The topic: How does torn ACL affect Samuel Morin's future with the Flyers?

John Boruk
Morin’s ACL tear and nine-month recovery prognosis is a significant setback but not overly concerning in eventually becoming an NHL regular. Lost time is the more immediate issue here. Morin will likely have 20-25 games with the Phantoms and potentially the postseason to regain the strength and mobility in his surgically repaired leg. As was the case with goaltender Anthony Stolarz’s knee, the concern is Morin doesn’t suffer a setback that would prolong an already long-term timetable.

Now that Morin is a restricted free agent having completed his entry-level deal, he will have to clear waivers once he signs his new contract. This is important moving forward as the trial and error phase of Morin’s career is now over. The Flyers no longer have the luxury of shuttling Morin back and forth to Lehigh Valley without exposing him through waivers, which presents a barrier.

The good news for Morin is that he was on the cusp of being an NHL defenseman. He doesn’t have an agonizing uphill climb up the organizational depth chart. Thankfully, he has the support of a very patient general manager and an organization that holds its prospects in high regard. Get healthy and prepare to compete for a job when training camp cranks up in 2019.

Tom Dougherty
Morin's future with the Flyers was already in question before his torn ACL. Now it's even trickier because the former first-round pick is "probably out until February." It's been a rough go for the 6-foot-7 blueliner, especially considering many believed he proved enough in training camp last September to make the Flyers but didn't do enough. Then came a season from hell in Lehigh Valley mired with injury after injury and then the torn ACL.


Ron Hextall did not draft Morin, so he is not married to that first-round tag. In many ways, this season was Morin's best shot at cracking The Show with the Flyers and next year, even without the torn ACL, the path wasn't easy. But now it's one that won't even be crossed.

We can close the book on Morin in the NHL in 2018-19. It'll be spent mostly rehabbing his knee and then working his way back up the latter with the Phantoms. What's after that, who knows. It's part of the game and life is hard, but it's hard to see a future here that involves the 2013 first-rounder.

Jordan Hall
Morin was always a bit of a project ever since Paul Holmgren and the Flyers selected him in the first round of the 2013 draft.

Now that project becomes greater.

But it would be silly to think the Flyers are just going to give up on Morin or that he no longer has a future in Philadelphia.

This is why Hextall builds and builds and builds upon his organizational depth.

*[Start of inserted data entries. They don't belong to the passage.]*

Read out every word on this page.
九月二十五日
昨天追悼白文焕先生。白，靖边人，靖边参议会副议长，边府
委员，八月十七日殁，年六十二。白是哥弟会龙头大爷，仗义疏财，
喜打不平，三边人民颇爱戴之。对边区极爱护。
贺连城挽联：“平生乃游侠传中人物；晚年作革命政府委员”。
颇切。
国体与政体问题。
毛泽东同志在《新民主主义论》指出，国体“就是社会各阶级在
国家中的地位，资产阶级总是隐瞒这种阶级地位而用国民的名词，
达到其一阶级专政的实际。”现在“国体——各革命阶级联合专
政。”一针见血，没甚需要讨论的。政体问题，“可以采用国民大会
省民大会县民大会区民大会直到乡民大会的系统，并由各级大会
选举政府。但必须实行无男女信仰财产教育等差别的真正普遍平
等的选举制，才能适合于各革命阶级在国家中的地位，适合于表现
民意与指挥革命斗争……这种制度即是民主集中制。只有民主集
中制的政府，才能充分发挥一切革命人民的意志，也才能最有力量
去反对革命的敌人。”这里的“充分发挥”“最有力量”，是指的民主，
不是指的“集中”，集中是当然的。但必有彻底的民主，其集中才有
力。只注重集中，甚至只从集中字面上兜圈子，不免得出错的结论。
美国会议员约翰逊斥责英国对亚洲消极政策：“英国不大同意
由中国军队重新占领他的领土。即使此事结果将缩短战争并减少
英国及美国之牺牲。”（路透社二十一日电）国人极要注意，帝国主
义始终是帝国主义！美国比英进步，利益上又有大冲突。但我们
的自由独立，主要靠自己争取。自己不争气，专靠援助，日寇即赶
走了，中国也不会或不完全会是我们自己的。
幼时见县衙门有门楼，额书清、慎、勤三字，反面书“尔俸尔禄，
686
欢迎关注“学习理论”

It allows the team to be patient and see opportunities from all angles.

When serious injuries occur, everyone thinks the worst. And in 2019-20, Morin will certainly have to fight for his NHL job given the Flyers' crowdedness and youthfulness on defense, a battle he was already in before his ACL tear.

But he turns just 23 years old in July and won't cost the Flyers very much in the immediate future. Some may be tired of waiting, but you'll have to give Morin more time — and the Flyers won't have a problem doing that.